The Coordinadora per un Habitatge Digne said Prime Minister Xavier Espot’s proposal for a gradual rollback of rent controls, combined with price caps, risks aggravating Andorra’s housing crisis unless the government sets out clear safeguards and enforcement mechanisms.

Responding to Espot’s comments on the programme El cap de Govern respon, the group said the authorities have not specified the criteria that will determine any caps, what tenant protections will be guaranteed, or which controls will be used to prevent abuse. “Without that information, any thawing could become a new wave of covert increases,” the statement warned.

The Coordinadora stressed the rental market is already critical: thousands of residents spend a disproportionate share of their income on rent, many are forced to share housing in precarious conditions, and some have left the country after failing to find decent accommodation. The organisation also highlighted growing pressure from the property sector, which it says is openly pushing for rises of around 30 percent.

Government sources have outlined a controlled deregulation model that would apply geographic criteria. Caps would be tied to the price per square metre in each zone and a uniform maximum percentage increase would be set for contracts; however, the final rent could not exceed the zone’s per‑metre cap. Officials have said owners would have to respect established prices even when changing tenants, and that the first contracts to be liberalised would be those longest under extension. A draft law is reportedly being prepared with the aim of being ready before the end of the month.

The Coordinadora welcomed the prospect of concrete proposals but insisted the government must clarify how, when and with what real limits any changes will be implemented. It said it will examine measures “with rigour” but will decide further action based on the specifics announced, and that public mobilisation “will remain a legitimate tool” until real solutions are delivered.
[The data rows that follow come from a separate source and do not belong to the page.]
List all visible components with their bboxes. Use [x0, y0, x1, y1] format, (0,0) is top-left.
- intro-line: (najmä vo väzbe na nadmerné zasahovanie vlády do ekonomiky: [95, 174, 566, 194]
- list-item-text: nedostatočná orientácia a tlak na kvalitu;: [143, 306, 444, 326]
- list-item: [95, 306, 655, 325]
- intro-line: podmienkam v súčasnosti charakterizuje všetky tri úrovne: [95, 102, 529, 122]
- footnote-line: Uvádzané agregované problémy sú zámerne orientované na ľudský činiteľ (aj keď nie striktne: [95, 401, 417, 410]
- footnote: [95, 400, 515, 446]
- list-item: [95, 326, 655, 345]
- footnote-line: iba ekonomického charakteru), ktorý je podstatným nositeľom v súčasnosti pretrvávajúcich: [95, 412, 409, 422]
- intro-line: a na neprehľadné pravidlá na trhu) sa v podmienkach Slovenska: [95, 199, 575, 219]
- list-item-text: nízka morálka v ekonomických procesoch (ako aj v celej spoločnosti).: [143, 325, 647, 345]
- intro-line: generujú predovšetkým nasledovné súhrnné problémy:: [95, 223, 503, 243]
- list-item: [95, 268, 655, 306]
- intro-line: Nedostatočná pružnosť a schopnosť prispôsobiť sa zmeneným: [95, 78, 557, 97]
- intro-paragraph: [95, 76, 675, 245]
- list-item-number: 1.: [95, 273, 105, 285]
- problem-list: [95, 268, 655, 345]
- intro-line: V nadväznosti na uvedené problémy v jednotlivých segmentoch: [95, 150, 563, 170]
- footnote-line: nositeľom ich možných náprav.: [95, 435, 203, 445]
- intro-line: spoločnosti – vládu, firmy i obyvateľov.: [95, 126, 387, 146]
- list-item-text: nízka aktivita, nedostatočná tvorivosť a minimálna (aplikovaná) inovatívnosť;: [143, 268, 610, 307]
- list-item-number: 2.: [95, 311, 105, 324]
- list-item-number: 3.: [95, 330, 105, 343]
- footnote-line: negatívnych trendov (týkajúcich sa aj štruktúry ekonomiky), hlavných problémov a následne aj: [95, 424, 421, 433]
The group reiterated four immediate demands: immediate regulation of all rents according to the real value of housing and the purchasing power of working households; a ban on evictions without an affordable, dignified housing alternative; creation of a public property registry and a periodically updated, publicly accessible housing census; and effective measures to end contractual abuses — notably the so‑called “child trap” — together with guarantees and a right to compensation if fraud is detected.

Coordinadora officials said Espot’s remarks did not dispel uncertainty on these points, noting the government has not provided deadlines, mechanisms or verifiable commitments. They warned that without transparency, clear safeguards and anti‑fraud tools, any partial liberalisation could worsen price pressures rather than relieve them.

Other housing activists echoed the concern that the situation has not improved since large demonstrations last year. The platform Pirineu Viu, representing mountain areas, urged authorities to declare the Pyrenees a “tensioned zone” so specific rental regulation can be applied there, arguing that many rural and mountain communities remain unprotected by measures focused on urban centres.